III

After Melbourne, the next step in Lola's itinerary was Geelong. The programme she offered there was a generous one, for it included a "Stirring drama, entitled, Maidens, Beware! and the elegant and successful comedy, The Eton Boy," to which were added a "sparkling comedietta" and a "laughable farce." This was good value. The Geelong critic, however, did not think very much of the principal item in this bill. "It has," he observed solemnly, "an impossible plot, with situations and sentiments quite beyond the understanding of us barbarians."

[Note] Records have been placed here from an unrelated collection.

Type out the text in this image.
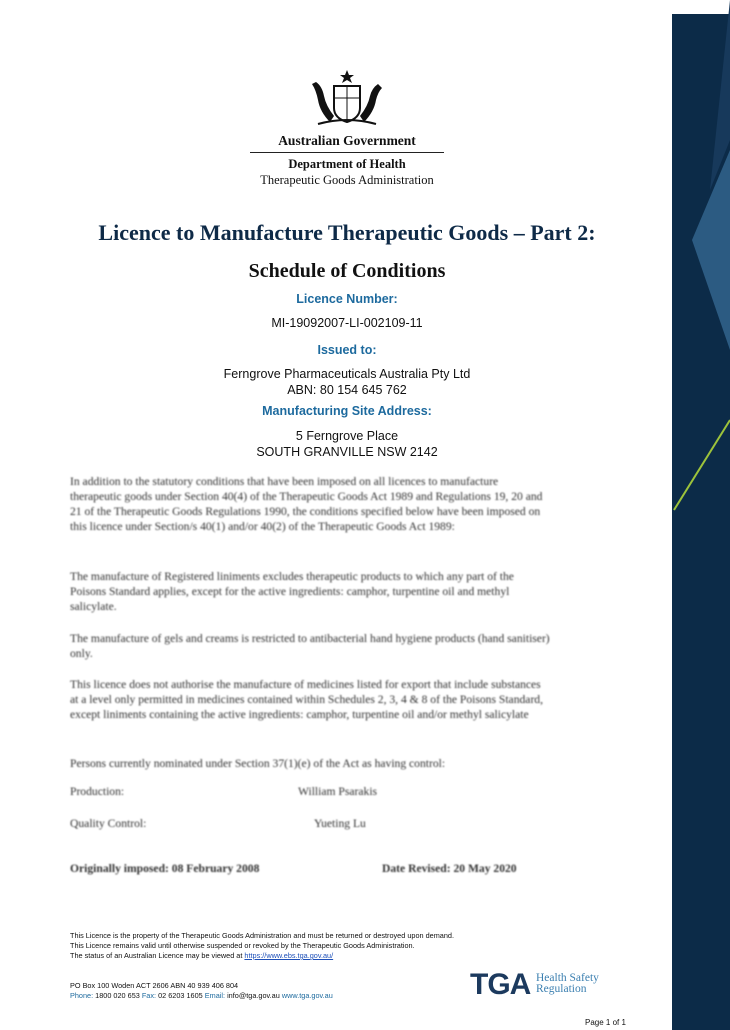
Australian Government
Department of Health
Therapeutic Goods Administration
Licence to Manufacture Therapeutic Goods – Part 2:
Schedule of Conditions
Licence Number:
MI-19092007-LI-002109-11
Issued to:
Ferngrove Pharmaceuticals Australia Pty Ltd
ABN: 80 154 645 762
Manufacturing Site Address:
5 Ferngrove Place
SOUTH GRANVILLE NSW 2142
In addition to the statutory conditions that have been imposed on all licences to manufacture therapeutic goods under Section 40(4) of the Therapeutic Goods Act 1989 and Regulations 19, 20 and 21 of the Therapeutic Goods Regulations 1990, the conditions specified below have been imposed on this licence under Section/s 40(1) and/or 40(2) of the Therapeutic Goods Act 1989:
The manufacture of Registered liniments excludes therapeutic products to which any part of the Poisons Standard applies, except for the active ingredients: camphor, turpentine oil and methyl salicylate.
The manufacture of gels and creams is restricted to antibacterial hand hygiene products (hand sanitiser) only.
This licence does not authorise the manufacture of medicines listed for export that include substances at a level only permitted in medicines contained within Schedules 2, 3, 4 & 8 of the Poisons Standard, except liniments containing the active ingredients: camphor, turpentine oil and/or methyl salicylate
Persons currently nominated under Section 37(1)(e) of the Act as having control:
Production:	William Psarakis
Quality Control:	Yueting Lu
Originally imposed: 08 February 2008	Date Revised: 20 May 2020
This Licence is the property of the Therapeutic Goods Administration and must be returned or destroyed upon demand.
This Licence remains valid until otherwise suspended or revoked by the Therapeutic Goods Administration.
The status of an Australian Licence may be viewed at https://www.ebs.tga.gov.au/
PO Box 100 Woden ACT 2606 ABN 40 939 406 804
Phone: 1800 020 653 Fax: 02 6203 1605 Email: info@tga.gov.au www.tga.gov.au	TGA Health Safety
Regulation
Page 1 of 1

This supercilious attitude was not shared by the simple-minded diggers, who found Maidens, Beware! very much to their taste. But nothing else could have been expected, for it offered good measure of all the elements that ensure success every time they are employed. Thus, the hero is wrongfully charged with a series of offences committed by the villain; a comic servant unravels the plot when it becomes intricate; and the heroine only avoids "something worse than death" by proving that a baronet, "paying unwelcome addresses," (but nothing else) has forged a will.

Having a partiality for the society of diggers, with whom she had always got on well, Lola next betook herself to Ballarat. It was an unpropitious moment for a theatrical venture in that part of the world. The atmosphere was somewhat unsettled. The broad arrows and ticket-of-leave contingent who made up a large section of the community were clamouring for a republic; and there was a considerable amount of rioting. A rebel flag had been run up by the mob; and the military had to be called out to suppress the activities of the "Ballarat Reform League." Still, Lola was not the woman to run away from danger. As she had told a Sydney audience, she "rather liked a good row."

The coming of Lola Montez to Ballarat was heralded by a preliminary paragraph: "Our readers will be pleased to learn that the world-renowned Lola, a lady who has had Kings at her beck, and who has caused nearly as much upheaval in the world as Helen of Troy, is about to appear among us. On leaving Melbourne by coach, she presented the booking clerk with an autographed copy of a work by the famous Mrs. Harriet Beecher Stowe. Young gentlemen of Ballarat, look out for your hearts! Havoc will assuredly be played among them."

Her colourful career attracted the laureates. One of them found in it inspiration for a ballad, "Lola, of the rolling black eye!" which was sung at every music-hall in the Colony. A second effort regarded the matter in its graver aspects. The first verse ran as follows: She is more to be pitied than censured, She is more to be helped than despised. She is only a lassie who ventured On life's stormy path ill-advised. Do not scorn her with words fierce and bitter, Do not laugh at her shame and downfall, For a moment just stop to consider That a man was the cause of it all!